When he catches me looking, he tips his chin up, then mouths, You good?
I nod, and he nods back.
It’s not an apology. Not exactly. It’s…acknowledgment.
We’re all still here.
Bran reaches into his pocket and pulls something out.
For a second, my heart does a weird double-beat. We already had the hospital proposal.
I don’t need a ring to know what we are.
But the little velvet box is still enough to make my breath catch.
He notices.
“This is not pressure,” he says quickly. “You already said yes. This is just…a shiny object to make it official when you feel like wearing it.”
He flips the box open.
The ring is simple. A thin band, warm gold, with a small, round diamond in the center and two tiny emeralds on either side.
“Oh,” I breathe.
“If you hate it, we can change it,” he rushes on. “I didn’t want anything too big—knew you’d never wear it if it got caught in your hair every five seconds. But I wanted something that looked like you. Clean. Sharp.
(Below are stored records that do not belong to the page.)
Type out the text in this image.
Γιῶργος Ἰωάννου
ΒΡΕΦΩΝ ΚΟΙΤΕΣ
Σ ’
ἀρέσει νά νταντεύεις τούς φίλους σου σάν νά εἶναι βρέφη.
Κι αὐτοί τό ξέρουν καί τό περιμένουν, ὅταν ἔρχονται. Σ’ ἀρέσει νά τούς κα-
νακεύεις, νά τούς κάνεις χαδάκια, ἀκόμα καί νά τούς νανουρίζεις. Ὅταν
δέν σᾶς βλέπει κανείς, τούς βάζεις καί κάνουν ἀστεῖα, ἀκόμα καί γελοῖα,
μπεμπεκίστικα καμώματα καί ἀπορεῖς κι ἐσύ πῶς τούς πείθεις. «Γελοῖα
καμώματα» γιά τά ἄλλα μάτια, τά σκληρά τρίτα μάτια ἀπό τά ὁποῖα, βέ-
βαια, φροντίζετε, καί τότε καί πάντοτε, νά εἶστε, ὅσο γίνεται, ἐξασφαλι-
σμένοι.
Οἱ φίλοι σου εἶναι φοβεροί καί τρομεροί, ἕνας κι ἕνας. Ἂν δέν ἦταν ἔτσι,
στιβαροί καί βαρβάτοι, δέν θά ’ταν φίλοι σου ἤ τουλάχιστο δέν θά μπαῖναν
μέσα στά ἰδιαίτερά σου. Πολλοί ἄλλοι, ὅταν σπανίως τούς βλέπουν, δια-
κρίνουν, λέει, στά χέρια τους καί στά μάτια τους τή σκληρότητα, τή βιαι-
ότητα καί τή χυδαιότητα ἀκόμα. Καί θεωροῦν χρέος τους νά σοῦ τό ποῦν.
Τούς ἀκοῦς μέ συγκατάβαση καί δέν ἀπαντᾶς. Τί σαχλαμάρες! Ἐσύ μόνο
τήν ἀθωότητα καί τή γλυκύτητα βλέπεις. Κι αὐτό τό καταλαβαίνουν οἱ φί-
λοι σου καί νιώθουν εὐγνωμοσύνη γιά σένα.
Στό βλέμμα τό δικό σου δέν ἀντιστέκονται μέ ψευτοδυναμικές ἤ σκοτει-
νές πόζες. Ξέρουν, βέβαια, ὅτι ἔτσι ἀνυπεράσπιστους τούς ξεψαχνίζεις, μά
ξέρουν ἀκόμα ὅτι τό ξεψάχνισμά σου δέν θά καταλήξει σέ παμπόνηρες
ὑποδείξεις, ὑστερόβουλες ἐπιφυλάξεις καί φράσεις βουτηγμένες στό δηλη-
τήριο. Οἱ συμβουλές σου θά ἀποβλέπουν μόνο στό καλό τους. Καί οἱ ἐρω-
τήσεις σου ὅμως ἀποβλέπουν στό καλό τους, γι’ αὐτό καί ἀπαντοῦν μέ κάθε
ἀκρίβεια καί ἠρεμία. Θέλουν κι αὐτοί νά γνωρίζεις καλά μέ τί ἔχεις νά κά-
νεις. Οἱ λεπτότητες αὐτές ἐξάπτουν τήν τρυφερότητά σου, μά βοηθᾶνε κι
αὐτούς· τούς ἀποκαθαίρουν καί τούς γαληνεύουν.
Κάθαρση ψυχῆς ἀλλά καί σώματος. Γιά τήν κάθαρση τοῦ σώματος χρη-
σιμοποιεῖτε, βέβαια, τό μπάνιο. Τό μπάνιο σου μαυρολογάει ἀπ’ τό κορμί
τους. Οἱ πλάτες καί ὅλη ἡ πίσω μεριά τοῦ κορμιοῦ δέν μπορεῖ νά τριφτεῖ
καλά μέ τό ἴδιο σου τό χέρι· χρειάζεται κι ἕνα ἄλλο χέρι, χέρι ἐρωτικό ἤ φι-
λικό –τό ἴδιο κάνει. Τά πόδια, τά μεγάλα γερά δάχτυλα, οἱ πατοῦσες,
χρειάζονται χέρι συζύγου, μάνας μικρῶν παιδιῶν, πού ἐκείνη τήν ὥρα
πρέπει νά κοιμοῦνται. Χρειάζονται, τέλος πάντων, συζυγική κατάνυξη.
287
Different.”
My eyes burn.
“It’s perfect,” I say. “You absolute sap.”
He laughs, relief loosening his shoulders.
“May I?” he asks, suddenly shy.
I hold out my left hand.
He slides the ring on.
It fits like it was always meant to be there.
My brain does a funny, skipping record thing, trying to overlay old scripts on this moment—my father’s list of acceptable matches, society columns, staged photos.
None of them stick.
This is just a porch, some snow, a man with bruised knuckles and soft eyes putting a ring on my finger because I said yes in a hospital bed with my hair a mess and a blood pressure cuff on my arm.
He kisses me. It’s not a first kiss, or a desperate one. It’s steady. Certain.
An of course kind of kiss.
When we break apart, my phone buzzes in my pocket.
I pull it out.
Jack: Got news. Henry didn’t hit Richmond. But he left a new present. We’ll talk tomorrow. Enjoy your evening.
Jack: And tell Santa congrats on the upgrade from contract elf-sitting to permanent fiancé.
My eyebrows climb.
“Jack says hi,” I tell Bran. “And he already knows about the ring.”
“Of course he does,” Bran mutters.
I tuck the phone away.
Tomorrow, we’ll talk about Henry’s “present.” We’ll look at photos, trace lines on maps, argue over patterns.
Tomorrow, the story keeps going.
Today, I stand on Cotton’s back porch in a sweater that doesn’t belong to me, with a ring on my finger and a man at my back and a family that accidentally adopted me.
For a girl who spent most of her life being decoration in someone else’s narrative, it feels a little like theft.
The good kind.
I lace my fingers through Bran’s. We step off the porch together, into the cold, into the mess, into whatever comes next.
Not as bait.
Not as prey.
As two idiots in love in a town that feels like ours.